4. The Army, Snowflake – for its consumer-led media strategy.

This is genius. It pisses people off, but it’s genius. And it’s a master stroke in strategy. Knowing that the Army would only ever be an option for some people (and never be an option for others) and also realising that our media-led impression of young millennials was
a) only half true, and
b) would be rejected by the same consumers who would never be attracted to the Army anyway so.. the Army set about embracing their target market through isolating those that never would be.

That’s a great and smart move. But it’s not the first time it’s been used.

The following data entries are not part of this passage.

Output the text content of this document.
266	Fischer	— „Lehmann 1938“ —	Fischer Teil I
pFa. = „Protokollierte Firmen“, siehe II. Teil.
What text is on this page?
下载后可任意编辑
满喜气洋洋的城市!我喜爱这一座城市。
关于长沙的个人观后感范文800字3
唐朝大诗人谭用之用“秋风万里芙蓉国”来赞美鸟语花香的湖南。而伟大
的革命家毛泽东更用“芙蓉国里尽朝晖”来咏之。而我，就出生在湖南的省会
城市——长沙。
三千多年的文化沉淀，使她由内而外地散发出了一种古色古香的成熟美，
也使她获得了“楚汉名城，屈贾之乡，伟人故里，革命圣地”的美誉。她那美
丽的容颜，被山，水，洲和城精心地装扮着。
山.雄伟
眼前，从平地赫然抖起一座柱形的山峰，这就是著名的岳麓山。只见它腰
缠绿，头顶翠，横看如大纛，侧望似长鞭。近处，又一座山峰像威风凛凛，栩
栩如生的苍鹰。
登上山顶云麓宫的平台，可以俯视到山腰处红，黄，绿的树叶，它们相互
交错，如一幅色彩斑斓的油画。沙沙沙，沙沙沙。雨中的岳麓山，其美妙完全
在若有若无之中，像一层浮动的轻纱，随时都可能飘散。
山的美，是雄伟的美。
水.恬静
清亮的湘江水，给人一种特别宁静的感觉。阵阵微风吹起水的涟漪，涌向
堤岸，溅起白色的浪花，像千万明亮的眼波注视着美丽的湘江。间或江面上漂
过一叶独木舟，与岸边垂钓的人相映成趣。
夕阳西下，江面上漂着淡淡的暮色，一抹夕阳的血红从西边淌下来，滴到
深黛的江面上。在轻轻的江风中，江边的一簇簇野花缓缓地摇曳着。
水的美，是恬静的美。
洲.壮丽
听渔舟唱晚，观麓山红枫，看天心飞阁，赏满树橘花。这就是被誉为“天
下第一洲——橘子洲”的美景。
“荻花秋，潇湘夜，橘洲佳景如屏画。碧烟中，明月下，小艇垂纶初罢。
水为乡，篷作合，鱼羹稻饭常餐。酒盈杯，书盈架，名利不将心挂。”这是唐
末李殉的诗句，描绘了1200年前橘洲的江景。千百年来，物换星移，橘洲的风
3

The real pure genius is that in the culture of outrage we all currently reside in, they did it in a way that riled up those who would never embrace the army as a career option, so much that they ended up sharing the campaign (in outrage) and becoming the media platform to reach others.

They fooled ya! And it worked – I read yesterday that army enrolment and interest has never been higher.

Very very smart.

5. Absolut: print ads – for its fame-building potential.

These ads show the power of an idea to build fame. It was essentially the same advert that ran for years and years and it was instrumental in taking them from a small player (40K cases I believe) to a world leader. The creative platform always allowed them to build fame and stay current. They became more famous for their advertising than their product. And they took it to the bank. They never got distracted with the latest toys, or got nervous in a downward quarter, they stuck to their guns and built a brand that got sold for 4.6 billion. Not bad.

6. Missguided – for having fun with a boring product.

This one isn’t so much just one desert island ad – but the whole thing. I just love the way Missguided position themselves. Their Instagram channel is just brilliant. Fourth wave feminism all the way, it’s such a great mix of gutsiness and boldness – and even though I am miles away from their target market I think they have an ambition and confidence that is alluring, fresh and has spawned copycats all over the shop. Well done them.